Source: Startribune.com
With the world's information technology outsourcing market topping $27 billion, the practice of exporting work to companies based in other countries appears to be here to stay.
But the highly vaunted benefits of global outsourcing -- lower labor costs and higher revenue -- are proving to be somewhat elusive. The main culprit: Unexpected transaction costs that are being driven by communications difficulties, project delays and compromised development quality.
It might seem self-serving for the owner of a locally based IT consulting company to criticize global outsourcing, but experience is proving that our elders (once again) were right when they counseled: "If something seems too good to be true, it probably is."
A recent article by an associate professor at Bowling Green State University, in the technical journal Communications of the ACM, describes how U.S. companies are waking up to the dark underbelly of global outsourcing. They're finding that many IT projects being done offshore are plagued by:
• Poor team cohesion between IT workers in the United States and their offshore counterparts.
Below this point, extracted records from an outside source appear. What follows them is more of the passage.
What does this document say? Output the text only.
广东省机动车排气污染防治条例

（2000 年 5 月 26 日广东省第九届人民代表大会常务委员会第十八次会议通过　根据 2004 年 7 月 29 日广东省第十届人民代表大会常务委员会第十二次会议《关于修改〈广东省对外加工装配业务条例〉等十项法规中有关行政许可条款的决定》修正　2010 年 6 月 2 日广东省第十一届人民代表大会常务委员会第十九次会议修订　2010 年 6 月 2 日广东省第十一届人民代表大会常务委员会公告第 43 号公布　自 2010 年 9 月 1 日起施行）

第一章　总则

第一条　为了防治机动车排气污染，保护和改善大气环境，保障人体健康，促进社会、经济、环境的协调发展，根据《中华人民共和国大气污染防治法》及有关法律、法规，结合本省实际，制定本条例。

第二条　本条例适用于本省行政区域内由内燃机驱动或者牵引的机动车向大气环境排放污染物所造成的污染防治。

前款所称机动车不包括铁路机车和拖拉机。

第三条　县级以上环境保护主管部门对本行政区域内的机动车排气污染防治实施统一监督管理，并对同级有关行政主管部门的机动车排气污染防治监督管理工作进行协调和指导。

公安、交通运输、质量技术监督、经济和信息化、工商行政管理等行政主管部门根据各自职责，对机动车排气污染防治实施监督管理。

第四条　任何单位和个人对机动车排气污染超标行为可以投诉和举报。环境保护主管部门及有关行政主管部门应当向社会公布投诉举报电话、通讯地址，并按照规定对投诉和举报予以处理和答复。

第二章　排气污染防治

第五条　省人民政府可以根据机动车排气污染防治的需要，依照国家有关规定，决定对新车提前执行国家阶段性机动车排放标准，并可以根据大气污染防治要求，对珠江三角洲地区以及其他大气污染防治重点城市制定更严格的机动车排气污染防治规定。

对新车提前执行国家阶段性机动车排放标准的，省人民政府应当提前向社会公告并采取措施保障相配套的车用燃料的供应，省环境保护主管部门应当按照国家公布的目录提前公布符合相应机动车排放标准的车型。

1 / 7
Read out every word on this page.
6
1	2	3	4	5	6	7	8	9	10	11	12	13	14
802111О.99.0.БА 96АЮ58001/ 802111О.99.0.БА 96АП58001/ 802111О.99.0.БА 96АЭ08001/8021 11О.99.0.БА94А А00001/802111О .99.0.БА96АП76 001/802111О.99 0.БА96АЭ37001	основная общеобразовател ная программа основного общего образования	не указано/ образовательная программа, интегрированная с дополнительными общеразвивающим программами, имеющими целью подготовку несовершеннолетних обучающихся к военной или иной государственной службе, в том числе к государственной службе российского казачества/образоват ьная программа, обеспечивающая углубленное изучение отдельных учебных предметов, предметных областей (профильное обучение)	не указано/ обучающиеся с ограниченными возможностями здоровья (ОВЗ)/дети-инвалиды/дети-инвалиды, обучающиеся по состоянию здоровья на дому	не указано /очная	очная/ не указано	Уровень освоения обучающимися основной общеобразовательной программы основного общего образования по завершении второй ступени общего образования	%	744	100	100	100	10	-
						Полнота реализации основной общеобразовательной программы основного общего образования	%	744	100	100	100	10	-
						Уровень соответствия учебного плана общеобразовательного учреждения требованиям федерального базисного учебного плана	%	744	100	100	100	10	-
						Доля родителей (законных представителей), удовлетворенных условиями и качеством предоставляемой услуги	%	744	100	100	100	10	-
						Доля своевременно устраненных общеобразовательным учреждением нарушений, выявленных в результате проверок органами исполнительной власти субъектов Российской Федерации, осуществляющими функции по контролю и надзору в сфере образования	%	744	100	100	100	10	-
• Nonstandardized and incompatible development processes.
• Incompatible project management and business management styles.
In short, "the benefit of low-cost labor must be weighed against the risk of missed deadlines, dissatisfied users and failure to reduce development costs," the journal article said.
Requirements analysis and quality assurance of user requirements are a prime example of how things can go awry when key IT players are operating in different cultural and geographic time zones.
Regardless of the methods and tools employed, the success of requirements analysis depends on how well users and analysts communicate and collaborate. Offshore requirements analysis, even with the best available communication infrastructure and collaborative work tools, has a high risk of producing infeasible, excessive, unrealistic, missing and/or incorrect requirements.
Offshoring in reverse
Global offshoring, ironically, is happening on our own shores now. A recent article in the New York Times reported that the fast-growing H-1B visa program -- which allows a person to work in the United States for up to six years, traditionally a steppingstone to becoming a permanent resident -- is now viewed as "the outsourcing visa".